Bandingkan dengan guru les-lesan di bimbel. Setelah tes tertulis dan wawancara mereka harus ‘demo ngajar’ di depan penguji. Ketrima jadi guru pun masih harus digodhog lagi dengan sederetan micro teaching (simulasi mengajar sesama guru), lalu masih dikasih masa percobaan buat ngajar di depan kelas dengan pendampingan. Tiap periode ada evaluasi dari siswa dan atasan. Kalau nilainya jelek atau ada laporan tak menyenangkan dari siswa –apalagi menggampar--, siap-siap saja, dikasih lambaian tangan, da-da bye-bye.
Benarkah hukuman itu mendidik?
Sudah jenuh rasanya membahas ini. Berasa mundur ke zaman kolonial saat satu-satunya cara untuk membuat para pribumi mau kerja adalah memecut mereka kayak kuda. Ampun dah, ini abad berapa sih? Sudah berapa ratus penelitian yang membuktikan bahwa kekerasan tidak akan membuat anak disiplin dalam jangka panjang? Kekerasan hanya menimbulkan teror dan membuat anak jeri. Dan yang jelas akan mereproduksi kekerasan! Anak akan belajar bahwa untuk membuat adiknya patuh, gampar saja.

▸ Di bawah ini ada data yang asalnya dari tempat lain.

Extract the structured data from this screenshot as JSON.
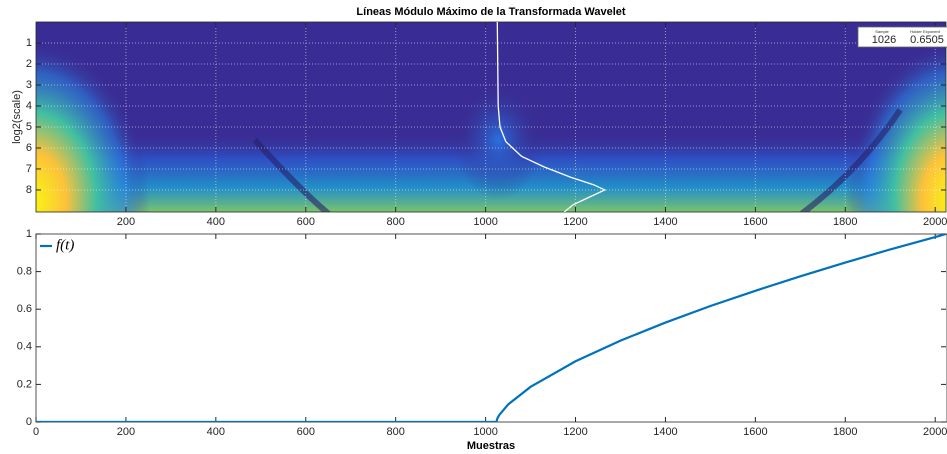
{
  "chart_data": [
    {
      "type": "heatmap",
      "title": "Líneas Módulo Máximo de la Transformada Wavelet",
      "ylabel": "log2(scale)",
      "xlim": [
        0,
        2024
      ],
      "xticks": [
        200,
        400,
        600,
        800,
        1000,
        1200,
        1400,
        1600,
        1800,
        2000
      ],
      "ylim": [
        0,
        9.05
      ],
      "yticks": [
        1,
        2,
        3,
        4,
        5,
        6,
        7,
        8
      ],
      "ydir": "reverse",
      "grid": true,
      "series": [
        {
          "color": "#ffffff",
          "x": [
            1026,
            1027,
            1028,
            1032,
            1045,
            1080,
            1130,
            1190,
            1240,
            1265,
            1235,
            1195,
            1175
          ],
          "values": [
            0,
            2,
            4,
            5,
            5.7,
            6.4,
            6.9,
            7.4,
            7.75,
            8,
            8.3,
            8.7,
            9.05
          ]
        }
      ],
      "datatip": {
        "labels": [
          "Sample",
          "Holder Exponent"
        ],
        "values": [
          1026,
          0.6505
        ]
      }
    },
    {
      "type": "line",
      "xlabel": "Muestras",
      "xlim": [
        0,
        2024
      ],
      "xticks": [
        0,
        200,
        400,
        600,
        800,
        1000,
        1200,
        1400,
        1600,
        1800,
        2000
      ],
      "ylim": [
        0,
        1
      ],
      "yticks": [
        0,
        0.2,
        0.4,
        0.6,
        0.8,
        1
      ],
      "grid": false,
      "legend": "top-left",
      "series": [
        {
          "name": "f(t)",
          "color": "#0072bd",
          "x": [
            0,
            1024,
            1026,
            1030,
            1050,
            1100,
            1200,
            1300,
            1400,
            1500,
            1600,
            1700,
            1800,
            1900,
            2000,
            2024
          ],
          "values": [
            0,
            0,
            0.018,
            0.036,
            0.093,
            0.187,
            0.323,
            0.433,
            0.529,
            0.617,
            0.698,
            0.775,
            0.848,
            0.918,
            0.984,
            1
          ]
        }
      ]
    }
  ]
}
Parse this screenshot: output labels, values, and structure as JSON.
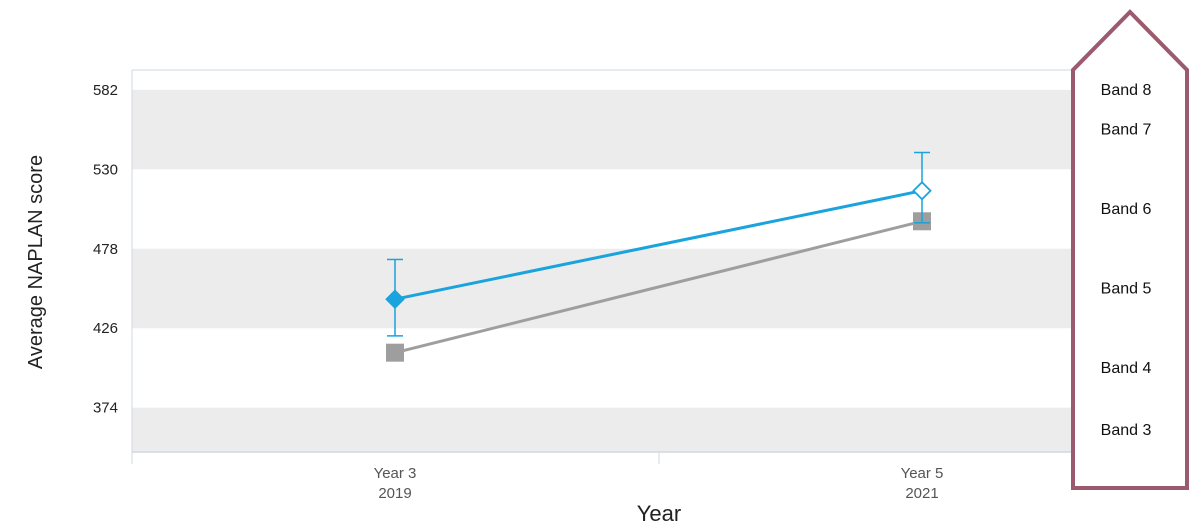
{
  "chart_data": {
    "type": "line",
    "title": "",
    "xlabel": "Year",
    "ylabel": "Average NAPLAN score",
    "ylim": [
      345,
      595
    ],
    "y_ticks": [
      374,
      426,
      478,
      530,
      582
    ],
    "categories": [
      {
        "line1": "Year 3",
        "line2": "2019"
      },
      {
        "line1": "Year 5",
        "line2": "2021"
      }
    ],
    "bands": [
      {
        "label": "Band 3",
        "from": 345,
        "to": 374,
        "shaded": true
      },
      {
        "label": "Band 4",
        "from": 374,
        "to": 426,
        "shaded": false
      },
      {
        "label": "Band 5",
        "from": 426,
        "to": 478,
        "shaded": true
      },
      {
        "label": "Band 6",
        "from": 478,
        "to": 530,
        "shaded": false
      },
      {
        "label": "Band 7",
        "from": 530,
        "to": 582,
        "shaded": true
      },
      {
        "label": "Band 8",
        "from": 582,
        "to": 595,
        "shaded": false
      }
    ],
    "series": [
      {
        "values": [
          410,
          496
        ],
        "color": "#9e9e9e",
        "marker": "square"
      },
      {
        "values": [
          445,
          516
        ],
        "error_low": [
          421,
          495
        ],
        "error_high": [
          471,
          541
        ],
        "color": "#1aa3dc",
        "marker": [
          "diamond-filled",
          "diamond-open"
        ]
      }
    ],
    "grid": false,
    "colors": {
      "band_shade": "#ececec",
      "axis": "#cfd8e3",
      "highlight_box": "#9b5a6e"
    }
  }
}
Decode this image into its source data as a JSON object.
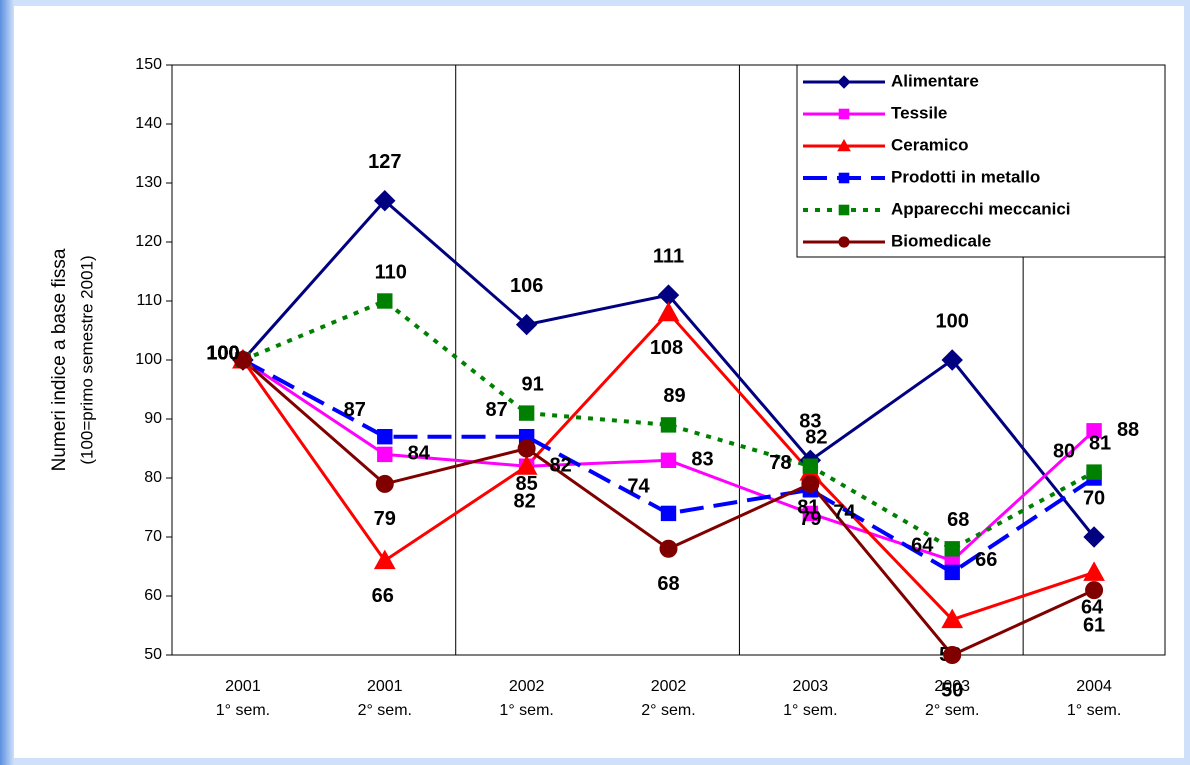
{
  "chart_data": {
    "type": "line",
    "ylabel": [
      "Numeri indice a base fissa",
      "(100=primo semestre 2001)"
    ],
    "categories": [
      [
        "2001",
        "1° sem."
      ],
      [
        "2001",
        "2° sem."
      ],
      [
        "2002",
        "1° sem."
      ],
      [
        "2002",
        "2° sem."
      ],
      [
        "2003",
        "1° sem."
      ],
      [
        "2003",
        "2° sem."
      ],
      [
        "2004",
        "1° sem."
      ]
    ],
    "ylim": [
      50,
      150
    ],
    "yticks": [
      50,
      60,
      70,
      80,
      90,
      100,
      110,
      120,
      130,
      140,
      150
    ],
    "legend": "upper right",
    "series": [
      {
        "name": "Alimentare",
        "color": "#000080",
        "marker": "diamond",
        "style": "solid",
        "values": [
          100,
          127,
          106,
          111,
          83,
          100,
          70
        ]
      },
      {
        "name": "Tessile",
        "color": "#ff00ff",
        "marker": "square",
        "style": "solid",
        "values": [
          100,
          84,
          82,
          83,
          74,
          66,
          88
        ]
      },
      {
        "name": "Ceramico",
        "color": "#ff0000",
        "marker": "triangle",
        "style": "solid",
        "values": [
          100,
          66,
          82,
          108,
          81,
          56,
          64
        ]
      },
      {
        "name": "Prodotti in  metallo",
        "color": "#0000ff",
        "marker": "square",
        "style": "dashed",
        "values": [
          100,
          87,
          87,
          74,
          78,
          64,
          80
        ]
      },
      {
        "name": "Apparecchi meccanici",
        "color": "#008000",
        "marker": "square",
        "style": "dotted",
        "values": [
          100,
          110,
          91,
          89,
          82,
          68,
          81
        ]
      },
      {
        "name": "Biomedicale",
        "color": "#800000",
        "marker": "circle",
        "style": "solid",
        "values": [
          100,
          79,
          85,
          68,
          79,
          50,
          61
        ]
      }
    ]
  }
}
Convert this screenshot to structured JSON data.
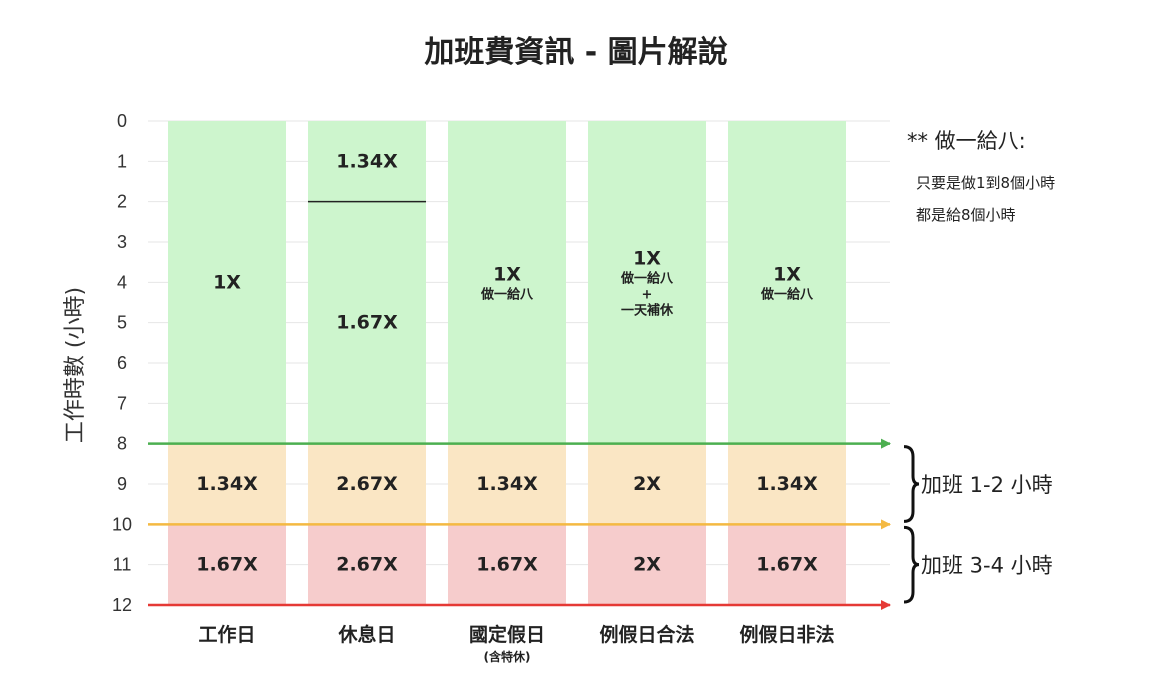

Dalam hidup saya, sumpah, orang tua saya nggak pernah melayangkan tangan sekali pun pada saya. Di sekolah saya juga jarang dapat hukuman –bukannya tidak pernah sama sekali—dan saya baik-baik saja. Bukannya sempurna, tapi saya tak pernah mengisap candu atau tawuran melawan sekolah sebelah.
“Tapi anak-anak tertentu itu perlu dikerasi. Nggak bisa kalau diberi tahu baik-baik. Kami tuh mengerasi mereka demi kebaikan mereka juga.”
Preeettt. Jenuh juga saya mendengar alasan ini. Demi kebaikan. Martir banget kesannya. Sama kayak ortu yang hobi marah-marah, “Ibu itu cerewet kayak gini demi kebaikanmu! Tau nggak! Dasar anak nggak tahu diuntung.”
Seorang dirjen di Kemendikbud pernah mengeluh, “Sejak tahun 2006 –era sertifikasi—setiap kali ada forum guru, guru selalu menanyakan hak mereka, tunjangan ini itu, sertifikasi lah, inpassing lah, itu-itu melulu yang ditanyakan.” Tidak ada pertanyaan mengenai, “Bagaimana saya bisa mengajar lebih baik?”
Saya tidak menafikkan banyak guru yang tulus, yang mengajar karena memang panggilan jiwa. Saya juga akan selalu hormat pada guru-guru yang kreatif, cerdas, dan menginspirasi. Sebenarnya tidak ada yang salah mengajar demi uang (saya juga begitu), tapi nggak usah deh berlindung di balik alasan mulia saat alasan kita sebenarnya adalah ‘nggak bisa mengontrol emosi.’
Beneran deh. Saya merasakan sendiri. Saat saya memarahi anak saya, saya melakukannya karena saya memang esmosi. Ketika anak saya masuk rumah dengan kaki berlumpur, saya marah bukan karena takut anak saya jadi anak tak tahu adat, tapi karena SAYA ogah bersihin lantai. Kalau anak saya berisik, saya suruh dia tertib karena SAYA terganggu. Kalau anak saya mukul adiknya, saya marah karena si adik jadi menangis, dan SAYA jadi repot. Tak ada yang salah dengan semua emosi itu, tapi saya mengakui sayalah yang kurang sabar. Buktinya saya nggak bakal marah kalau anak saya berisik pas katakanlah saya barusan dapat transferan honor. Logis saja, kalau demi kebaikan anak, tentunya saya cukup berkata, “Nak, lain kali cuci kaki dulu ya sebelum masuk. Yuk kita bersihkan bareng.” Kan gitu toh?
Keluarga
Benar tak adil saya menimpakan semua sengkarut ini pada guru dan sekolah. Saya memahami bagaimana beratnya jadi guru karena saya pernah mengalaminya sendiri. Berada dalam kelas penuh dengan remaja dengan gejolak hormon (dan sebagian berada di situ karena terpaksa) disertai target-target nilai dan tugas lainnya yang juga berat (bikin soal, koreksi ujian, hingga bikin laporan) tentu bikin kepala nyut-nyutan. Tidak adil bagi guru bila mereka harus bertanggung jawab atas moral anak didiknya pula karena yah… beban mereka mengajar saja sudah seperti mission impossible.